Le 9 février 2017, WWF invitait Macron à venir présenter son programme pour l’écologie. A l’époque, l’ancien ministre de l’économie entrait en campagne pour les présidentielles avec un lourd boulet aux pieds sur les questions écologiques : la fameuse Loi Macron de 2015. Cette dernière avait été dénoncée par les écologistes sur un plan environnemental, avec en ligne de mire le choix des autocars contre le rail, le projet d’étendre les espaces disponibles à la publicité, mais également la volonté d’inscrire dans la loi la possibilité de passer outre les dispositions du Code de l’Environnement qui pourraient freiner l’activité économique.
Ce bilan n’empêchait pas le candidat de Macron de se présenter sous un jour écolo en annonçant un pot-pourri de mesures hétéroclites : fermeture des centrales à charbon, fin des nouveaux permis d’exploitation pour les hydrocarbures, protection de la biodiversité Outre-Mer, réduction de la part du nucléaire dans le mix énergétique, fermeture de la centrale de Fessenheim.

2 ans plus tard, le Président de WWF, Pascal Canfin vient d’annoncer qu’il quitterait l’ONG environnementale pour briguer la seconde place sur la liste d’En Marche aux élections européennes. Une surprise, plusieurs mois après la démission de Nicolas Hulot pour cause d’inaction gouvernementale, et au moment où le mouvement des Gilets jaunes perdure. Le gouvernement Macron aurait-il finalement tenu ses promesses écologiques au point de convaincre une figure des Verts ? Rien n’est moins sûr !
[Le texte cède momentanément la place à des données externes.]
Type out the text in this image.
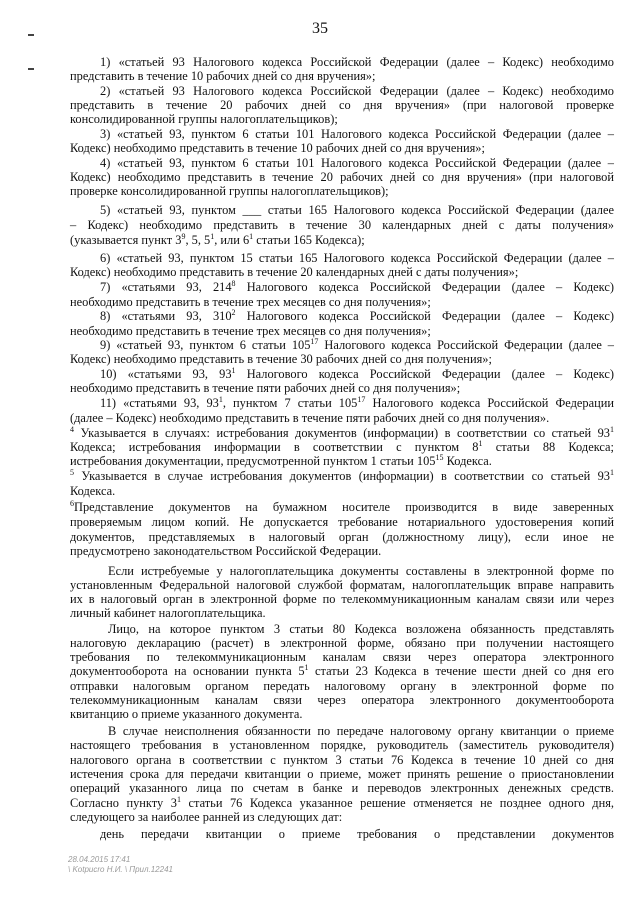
35
1) «статьей 93 Налогового кодекса Российской Федерации (далее – Кодекс) необходимо
представить в течение 10 рабочих дней со дня вручения»;
2) «статьей 93 Налогового кодекса Российской Федерации (далее – Кодекс) необходимо
представить в течение 20 рабочих дней со дня вручения» (при налоговой проверке
консолидированной группы налогоплательщиков);
3) «статьей 93, пунктом 6 статьи 101 Налогового кодекса Российской Федерации (далее –
Кодекс) необходимо представить в течение 10 рабочих дней со дня вручения»;
4) «статьей 93, пунктом 6 статьи 101 Налогового кодекса Российской Федерации (далее –
Кодекс) необходимо представить в течение 20 рабочих дней со дня вручения» (при налоговой
проверке консолидированной группы налогоплательщиков);
5) «статьей 93, пунктом ___ статьи 165 Налогового кодекса Российской Федерации (далее
– Кодекс) необходимо представить в течение 30 календарных дней с даты получения»
(указывается пункт $3^9$, 5, $5^1$, или $6^1$ статьи 165 Кодекса);
6) «статьей 93, пунктом 15 статьи 165 Налогового кодекса Российской Федерации (далее –
Кодекс) необходимо представить в течение 20 календарных дней с даты получения»;
7) «статьями 93, $214^8$ Налогового кодекса Российской Федерации (далее – Кодекс)
необходимо представить в течение трех месяцев со дня получения»;
8) «статьями 93, $310^2$ Налогового кодекса Российской Федерации (далее – Кодекс)
необходимо представить в течение трех месяцев со дня получения»;
9) «статьей 93, пунктом 6 статьи $105^{17}$ Налогового кодекса Российской Федерации (далее –
Кодекс) необходимо представить в течение 30 рабочих дней со дня получения»;
10) «статьями 93, $93^1$ Налогового кодекса Российской Федерации (далее – Кодекс)
необходимо представить в течение пяти рабочих дней со дня получения»;
11) «статьями 93, $93^1$, пунктом 7 статьи $105^{17}$ Налогового кодекса Российской Федерации
(далее – Кодекс) необходимо представить в течение пяти рабочих дней со дня получения».
$^4$ Указывается в случаях: истребования документов (информации) в соответствии со статьей $93^1$
Кодекса; истребования информации в соответствии с пунктом $8^1$ статьи 88 Кодекса;
истребования документации, предусмотренной пунктом 1 статьи $105^{15}$ Кодекса.
$^5$ Указывается в случае истребования документов (информации) в соответствии со статьей $93^1$
Кодекса.
$^6$Представление документов на бумажном носителе производится в виде заверенных
проверяемым лицом копий. Не допускается требование нотариального удостоверения копий
документов, представляемых в налоговый орган (должностному лицу), если иное не
предусмотрено законодательством Российской Федерации.
Если истребуемые у налогоплательщика документы составлены в электронной форме по
установленным Федеральной налоговой службой форматам, налогоплательщик вправе направить
их в налоговый орган в электронной форме по телекоммуникационным каналам связи или через
личный кабинет налогоплательщика.
Лицо, на которое пунктом 3 статьи 80 Кодекса возложена обязанность представлять
налоговую декларацию (расчет) в электронной форме, обязано при получении настоящего
требования по телекоммуникационным каналам связи через оператора электронного
документооборота на основании пункта $5^1$ статьи 23 Кодекса в течение шести дней со дня его
отправки налоговым органом передать налоговому органу в электронной форме по
телекоммуникационным каналам связи через оператора электронного документооборота
квитанцию о приеме указанного документа.
В случае неисполнения обязанности по передаче налоговому органу квитанции о приеме
настоящего требования в установленном порядке, руководитель (заместитель руководителя)
налогового органа в соответствии с пунктом 3 статьи 76 Кодекса в течение 10 дней со дня
истечения срока для передачи квитанции о приеме, может принять решение о приостановлении
операций указанного лица по счетам в банке и переводов электронных денежных средств.
Согласно пункту $3^1$ статьи 76 Кодекса указанное решение отменяется не позднее одного дня,
следующего за наиболее ранней из следующих дат:
день передачи квитанции о приеме требования о представлении документов
28.04.2015 17:41
\ Kotpucro H.И. \ Прил.12241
Un bilan écologique très loin des promesses d’un néo-libéralisme vert

A bien y regarder, le bilan du gouvernement Macron sur l’écologie est pourtant très loin des promesses bruyantes du président. Certes, sa communication lui a valu une reconnaissance mondiale, au point de se voir remettre le titre de « Champion de la Terre » par l’ONU en septembre 2018. Une récompense visant surtout l’action « diplomatique » (comprendre : les talents de communicant) de Macron et son slogan « Make our planet great again », brandi à la face d’un Trump climato-sceptique - adversaire idéal du néo-libéralisme vert incarné par le président. Pourtant, derrière les faux-semblants, la réalité est bien moins reluisante.

Comme l’a montré l’Observatoire Climat-Energie, la France connaît ainsi depuis 2016 une hausse de ses émissions de gaz à effet de serre, après plusieurs années de baisse. En 2017, les émissions de GES ont ainsi dépassé de 6,7% le budget carbone de la France, un plafond d’émission fixé en 2015 pour la période 2015-2018.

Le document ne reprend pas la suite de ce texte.